Effect of size and shape dependent anisotropy on superparamagnetic property of CoFe2O4 nanoparticles and nanoplatelets

Superparamagnetic cobalt ferrite (CoFe2O4) spherical nanoparticles and rhomboidal nanoplatelets were synthesized by co-precipitation at 80 °C (S1) and hydrothermal route at 150 °C (S2). X-ray diffraction (XRD) pattern confirms formation of cubic inverse spinel structure of as prepared cobalt ferrite samples (S1 and S2) with average crystallite size of 13 nm and 18.7 nm for S1 and S2 respectively.
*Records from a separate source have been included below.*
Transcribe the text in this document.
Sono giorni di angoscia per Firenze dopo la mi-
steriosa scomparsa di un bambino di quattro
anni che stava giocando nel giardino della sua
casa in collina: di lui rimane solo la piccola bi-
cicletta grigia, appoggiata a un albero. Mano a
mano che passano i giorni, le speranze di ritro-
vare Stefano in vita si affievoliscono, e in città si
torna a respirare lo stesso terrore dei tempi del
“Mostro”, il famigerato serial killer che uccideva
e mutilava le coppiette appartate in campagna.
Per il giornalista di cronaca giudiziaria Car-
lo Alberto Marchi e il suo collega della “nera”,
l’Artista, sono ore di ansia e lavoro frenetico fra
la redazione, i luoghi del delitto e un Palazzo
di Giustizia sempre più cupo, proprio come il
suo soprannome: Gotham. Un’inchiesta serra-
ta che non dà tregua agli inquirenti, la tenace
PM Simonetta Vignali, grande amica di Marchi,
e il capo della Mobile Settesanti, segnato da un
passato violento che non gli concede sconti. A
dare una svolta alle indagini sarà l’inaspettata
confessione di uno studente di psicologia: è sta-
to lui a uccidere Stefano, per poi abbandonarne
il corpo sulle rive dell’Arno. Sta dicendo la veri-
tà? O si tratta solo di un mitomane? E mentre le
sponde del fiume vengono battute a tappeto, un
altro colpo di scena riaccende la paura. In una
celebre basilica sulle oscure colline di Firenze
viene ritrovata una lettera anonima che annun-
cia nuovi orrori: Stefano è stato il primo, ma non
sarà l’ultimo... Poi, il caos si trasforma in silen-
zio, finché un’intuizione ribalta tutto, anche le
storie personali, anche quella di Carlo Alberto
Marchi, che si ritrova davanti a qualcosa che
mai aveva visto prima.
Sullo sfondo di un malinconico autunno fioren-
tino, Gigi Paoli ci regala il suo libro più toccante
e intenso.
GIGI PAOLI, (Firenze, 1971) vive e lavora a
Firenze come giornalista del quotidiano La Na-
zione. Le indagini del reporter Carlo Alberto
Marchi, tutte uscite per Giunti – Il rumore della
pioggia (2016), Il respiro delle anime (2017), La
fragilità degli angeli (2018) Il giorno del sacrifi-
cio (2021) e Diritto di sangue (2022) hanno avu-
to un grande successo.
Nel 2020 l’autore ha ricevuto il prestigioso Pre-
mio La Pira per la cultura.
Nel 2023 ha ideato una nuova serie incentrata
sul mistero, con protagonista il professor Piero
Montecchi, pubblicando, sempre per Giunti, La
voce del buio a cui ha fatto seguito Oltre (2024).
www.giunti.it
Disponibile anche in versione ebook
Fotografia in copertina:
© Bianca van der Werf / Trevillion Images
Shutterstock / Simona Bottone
Transmission electron microscopy (TEM) reveals spherical and rhomboidal shaped with average particle size 16.7 nm (S1) and 19.8 nm (S2). The zero field cooled magnetization MZFC vs. T exhibit a broad maxima at 400K and 510 K for S1 and S2 respectively. The blocking temperature TB is obtained as 310 K and 341 K for S1 and S2 respectively, by fitting coercive field at different temperatures to T1/2 law. The morphology of S1 and S2 corresponds to shape dependence of continuum approach. The effective demagnetization factors estimated as ΔN1=0 and ΔN2=0.749 for S1 and S2 samples respectively. The uniaxial anisotropy and shape anisotropy observed to be dominant in spherical shaped and rhomboidal shaped CoFe2O4 nanoparticles respectively. The uniaxial anisotropy constant of S1 sample is estimated as 56 (kJ/m3) at TB=310K whereas the effective anisotropy constant for S2 sample is 627 (kJ/m3) at TB=341K, in which shape anisotropy constant 605 (kJ/m3) dominates over contribution from uniaxial anisotropy constant 22 (kJ/m3) in S2 sample.